慕微雲神色一黯,随即笑道:“我的傷實在是動不了。昨天發生了什麽,又是如何回來的,我一概記不得了,這樣怎麽去守靈?我姐姐都快生了,看着我豈能放心?”
朱鶴聞嘆了口氣,細想也是,雖然還是不安,但不再細問,只是說:“換藥吧。”
慕微雲慢慢褪了衣衫,趴在床上。她躺下了也不安分,嘴裏說道:“你不看看奏章?”
朱鶴聞說:“你告訴我吧。我信你,不看了。”
慕微雲盤算道:“我父母都安葬在雲中,我哥哥不能一人撂在京城。我想求個恩典,只留我哥哥的衣冠冢陪帝陵,原身還是送回京城。”
“那太……皇後呢?她以後怎麽辦?”朱鶴聞見她精神還好,順勢問道。
“這個也簡單,到時候思辰長大了,悄悄移骨回去也容易。”慕微雲的手指繞着長發,說。
“那你之後打算怎麽辦?”
“我嗎?休養生息,再等一等吧。百姓都恨我毀了這次盟約,新君也不可能明着偏袒我,我只能躲過這陣風頭,等大家忘了蘇一念的事,再試試看能不能新立盟約。”想了想,她說,“只是怕他們狗急跳牆,還不知道有什麽招數使出來。既然如此,鶴聞,幫我寫封信給長平侯府,問問——”
慕微雲猛然住口,頓時淚落如雨。
慕塵已經不在了。
她終于遲遲地感覺到了這一點。
*
五日後,清晨,白霧籠山,杏花如雪。
經過幾天商議,兩人還是決定,朱鶴聞單獨奔喪,慕微雲在家修養。她的傷遲遲不好,實在無法長途奔波,但也只用靜養即可。朱鶴聞雇了一位老婦,每天上山送飯兩次,別的一概不管。從停靈到下葬還有很長時間,等葬禮時,慕微雲再去。

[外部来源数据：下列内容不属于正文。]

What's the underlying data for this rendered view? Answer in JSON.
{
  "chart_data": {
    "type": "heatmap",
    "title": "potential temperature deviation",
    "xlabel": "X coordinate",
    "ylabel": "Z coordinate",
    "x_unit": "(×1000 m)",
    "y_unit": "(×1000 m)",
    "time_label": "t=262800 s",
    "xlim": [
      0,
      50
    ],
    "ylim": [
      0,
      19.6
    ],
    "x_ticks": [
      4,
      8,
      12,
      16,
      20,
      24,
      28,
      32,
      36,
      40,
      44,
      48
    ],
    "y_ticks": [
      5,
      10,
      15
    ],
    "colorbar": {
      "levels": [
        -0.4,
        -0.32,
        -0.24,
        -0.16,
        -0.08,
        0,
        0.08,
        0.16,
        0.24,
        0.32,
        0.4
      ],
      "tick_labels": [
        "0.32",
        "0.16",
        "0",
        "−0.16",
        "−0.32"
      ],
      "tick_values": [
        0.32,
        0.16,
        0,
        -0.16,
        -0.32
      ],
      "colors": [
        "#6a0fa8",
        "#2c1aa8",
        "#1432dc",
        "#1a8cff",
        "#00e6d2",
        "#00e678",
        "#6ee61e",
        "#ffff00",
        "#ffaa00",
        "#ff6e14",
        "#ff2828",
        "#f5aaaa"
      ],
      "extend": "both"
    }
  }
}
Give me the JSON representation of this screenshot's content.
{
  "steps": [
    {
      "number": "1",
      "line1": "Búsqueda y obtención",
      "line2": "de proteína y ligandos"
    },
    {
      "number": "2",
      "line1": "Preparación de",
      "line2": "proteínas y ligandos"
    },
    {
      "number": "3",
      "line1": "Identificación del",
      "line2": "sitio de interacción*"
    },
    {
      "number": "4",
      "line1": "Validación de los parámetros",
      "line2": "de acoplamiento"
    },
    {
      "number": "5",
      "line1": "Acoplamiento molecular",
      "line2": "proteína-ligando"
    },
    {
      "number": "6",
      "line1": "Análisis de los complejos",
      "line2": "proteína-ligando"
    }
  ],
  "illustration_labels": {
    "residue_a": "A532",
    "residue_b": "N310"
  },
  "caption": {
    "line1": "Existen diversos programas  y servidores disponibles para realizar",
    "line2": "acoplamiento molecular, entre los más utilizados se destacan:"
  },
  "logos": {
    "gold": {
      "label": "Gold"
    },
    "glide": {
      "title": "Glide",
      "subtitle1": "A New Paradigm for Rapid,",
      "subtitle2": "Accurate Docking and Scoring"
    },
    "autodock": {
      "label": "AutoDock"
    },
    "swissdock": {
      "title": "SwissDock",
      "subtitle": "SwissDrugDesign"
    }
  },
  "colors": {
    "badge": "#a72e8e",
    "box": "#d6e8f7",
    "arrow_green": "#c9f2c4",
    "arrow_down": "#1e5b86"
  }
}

照理說,慕微雲開始知道憐惜自己的身體,朱鶴聞應該感到欣慰才是。可是不知為何,他尤其不安,甚至心慌到半夜睡不着。所幸慕微雲沉浸在喪兄的悲痛中,也沒有察覺他的異常。細想無果,朱鶴聞只能歸結于最近晝夜颠倒,勞累過度。
他收拾房屋、檢查行李時,才重新細細打量起這間小房子來。床腳疊着一堆紅布,是趁慕微雲昏迷時,朱鶴聞撤下的喜堂裝飾,還沒落灰,嶄新挺括,猶如一場摔落在地的美夢。他燒了飯,衣服也洗好挂起來了,藥料也分裝好放在竈臺上了,一切都井井有條,只是沒有一絲生氣。
五天以來,慕微雲給吃的就吃,給水就喝,讓做什麽都乖乖聽話,只是再也不對房間的陳設發表一點意見。
朱鶴聞嘆了口氣,為她掖好被子,說:“我去了。”
慕微雲卻忽然叫住他:“等等。”
朱鶴聞還以為她有什麽話要說,眼神一亮,忙回身坐在床邊,殷切地問道:“什麽?”
慕微雲在枕下摸索一陣,摸出一個長命鎖。朱鶴聞本以為這是她腰間那個,仔細一看,卻不是。她那個是慕如清求來的,篆着“松鶴延年”,這個卻刻着“宜其遐福”。